Fire halts construction at Chile’s first Concentrated Solar Power tower

A fire broke out Tuesday at the 110 MW Cerro Dominador CSP project, currently under construction in Chile’s Atacama desert, the developer said on Twitter.

The fire was spotted at 20:00 local time Tuesday at the top of the 250-meter receiver tower, development company Cerro Dominador, a subsidiary of EIG Global Energy Partners, said.

By Wednesday, local firefighters had brought the fire under control, it said. The fire had caused some material damage, but no major damage to infrastructure, the company said. No workers were injured, it said.

The first utility-scale CSP plant in Latin America, Cerro Dominador is being built by an EPC consortium owned by Acciona (51%) and technology supplier Abengoa (49%) under a turnkey contract.

Located on a 146-hectare site, the plant includes 10,600 heliostats that direct the solar radiation to a receiver located at the top of the tower. The plant features a record 17.5 hours of molten salt thermal energy storage capacity and will be joined to an operational 100 MW PV plant at a total cost of $1.3 billion.

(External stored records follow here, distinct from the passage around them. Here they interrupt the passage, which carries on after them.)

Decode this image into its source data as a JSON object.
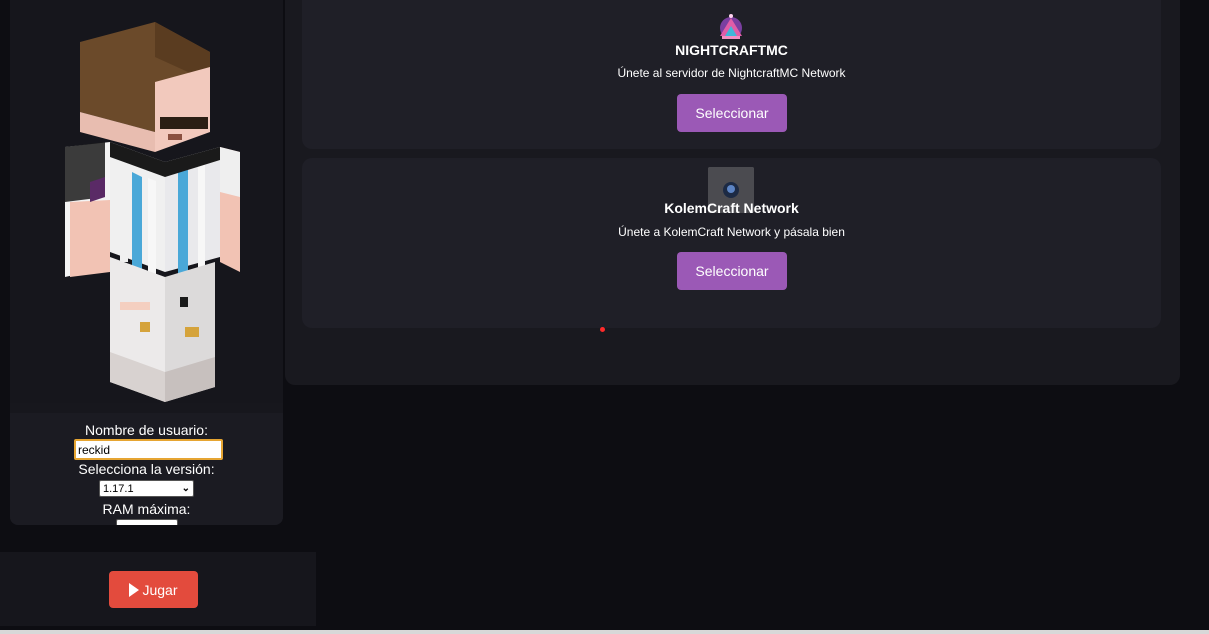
{
  "sidebar": {
    "username_label": "Nombre de usuario:",
    "username_value": "reckid",
    "version_label": "Selecciona la versión:",
    "version_selected": "1.17.1",
    "ram_label": "RAM máxima:"
  },
  "launch": {
    "play_label": "Jugar"
  },
  "servers": [
    {
      "name": "NIGHTCRAFTMC",
      "description": "Únete al servidor de NightcraftMC Network",
      "button_label": "Seleccionar"
    },
    {
      "name": "KolemCraft Network",
      "description": "Únete a KolemCraft Network y pásala bien",
      "button_label": "Seleccionar"
    }
  ],
  "colors": {
    "background": "#0d0d12",
    "panel": "#19191f",
    "card": "#1f1f27",
    "select_button": "#9b59b6",
    "play_button": "#e34b3d",
    "input_focus": "#e6a532"
  },
  "icons": {
    "play": "play-icon",
    "nightcraft_logo": "nightcraft-logo-icon",
    "kolemcraft_logo": "kolemcraft-logo-icon",
    "skin": "minecraft-skin-preview"
  }
}
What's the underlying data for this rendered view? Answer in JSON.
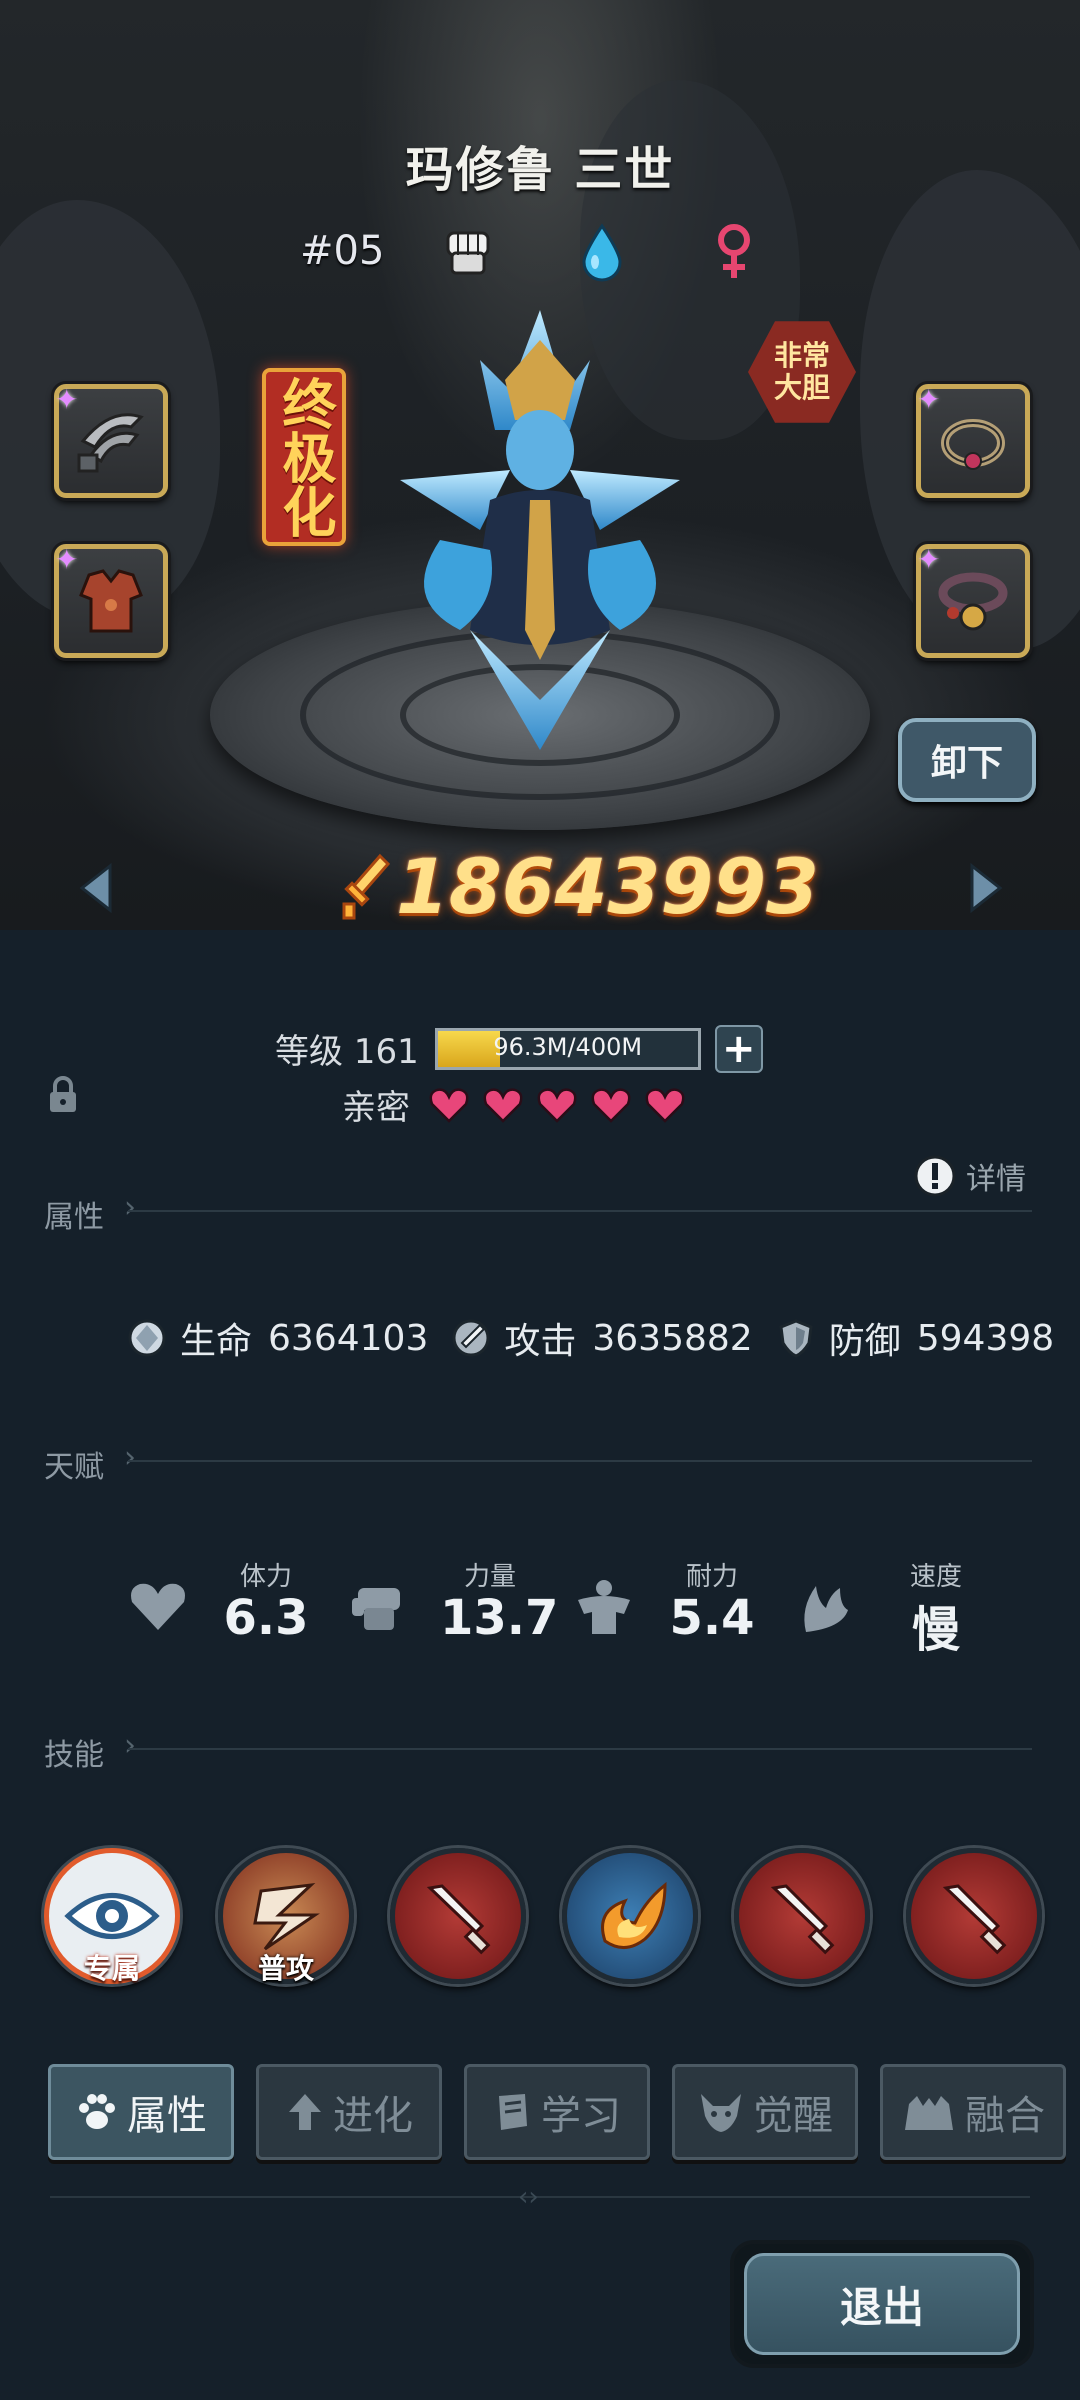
{
  "hero": {
    "name": "玛修鲁 三世",
    "number": "#05",
    "ultimate_label": "终极化",
    "trait_label": "非常大胆",
    "power": "18643993"
  },
  "equipment": {
    "unequip_label": "卸下",
    "slots": [
      {
        "icon": "claw-weapon-icon"
      },
      {
        "icon": "armor-vest-icon"
      },
      {
        "icon": "ring-icon"
      },
      {
        "icon": "bell-collar-icon"
      }
    ]
  },
  "level": {
    "label": "等级 161",
    "exp_text": "96.3M/400M",
    "exp_progress": 0.24
  },
  "intimacy": {
    "label": "亲密",
    "hearts": 5
  },
  "sections": {
    "attributes": "属性",
    "talent": "天赋",
    "skills": "技能",
    "detail": "详情"
  },
  "stats": [
    {
      "name": "生命",
      "value": "6364103",
      "icon": "health-orb-icon"
    },
    {
      "name": "攻击",
      "value": "3635882",
      "icon": "attack-sword-icon"
    },
    {
      "name": "防御",
      "value": "594398",
      "icon": "defense-shield-icon"
    }
  ],
  "talents": [
    {
      "label": "体力",
      "value": "6.3",
      "icon": "heart-icon"
    },
    {
      "label": "力量",
      "value": "13.7",
      "icon": "fist-icon"
    },
    {
      "label": "耐力",
      "value": "5.4",
      "icon": "torso-icon"
    },
    {
      "label": "速度",
      "value": "慢",
      "icon": "wing-icon"
    }
  ],
  "skills": [
    {
      "tag": "专属",
      "icon": "eye-icon"
    },
    {
      "tag": "普攻",
      "icon": "slash-claw-icon"
    },
    {
      "tag": "",
      "icon": "sword-icon"
    },
    {
      "tag": "",
      "icon": "fireball-icon"
    },
    {
      "tag": "",
      "icon": "sword-icon"
    },
    {
      "tag": "",
      "icon": "sword-icon"
    }
  ],
  "tabs": [
    {
      "label": "属性",
      "icon": "paw-icon",
      "active": true
    },
    {
      "label": "进化",
      "icon": "evolve-arrow-icon",
      "active": false
    },
    {
      "label": "学习",
      "icon": "book-icon",
      "active": false
    },
    {
      "label": "觉醒",
      "icon": "demon-head-icon",
      "active": false
    },
    {
      "label": "融合",
      "icon": "fusion-icon",
      "active": false
    }
  ],
  "exit_label": "退出",
  "colors": {
    "background": "#15202a",
    "gold": "#ffe08a",
    "heart": "#e8467a",
    "exp_fill": "#f0c93a"
  }
}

The combined facility will be capable of supplying power 24 hours a day, mainly to serve mining facilities.

In July 2018, Acciona and Abengoa resumed construction of the plant following a two-year stoppage. The project was halted in 2016 when Abengoa, originally co-owner of the project and EPC supplier, underwent financial restructuring and transferred its stake to EIG.

Last month, Cerro Dominador Director Francisco Vizcaino told New Energy Update the project was on track to start commissioning activities by the end of the year and achieve commercial operations by May 2020.

Construction is 85% complete and work will resume «as soon as possible,» the company said Wednesday.

The Cerro Dominador group has been assessing other sites in Chile for future CSP projects.

Last month, the Cerro Dominador group reportedly acquired the rights to SolarReserve’s 450 MW Likana CSP project in northern Chile, originally intended to incorporate three 150 MW CSP tower plants.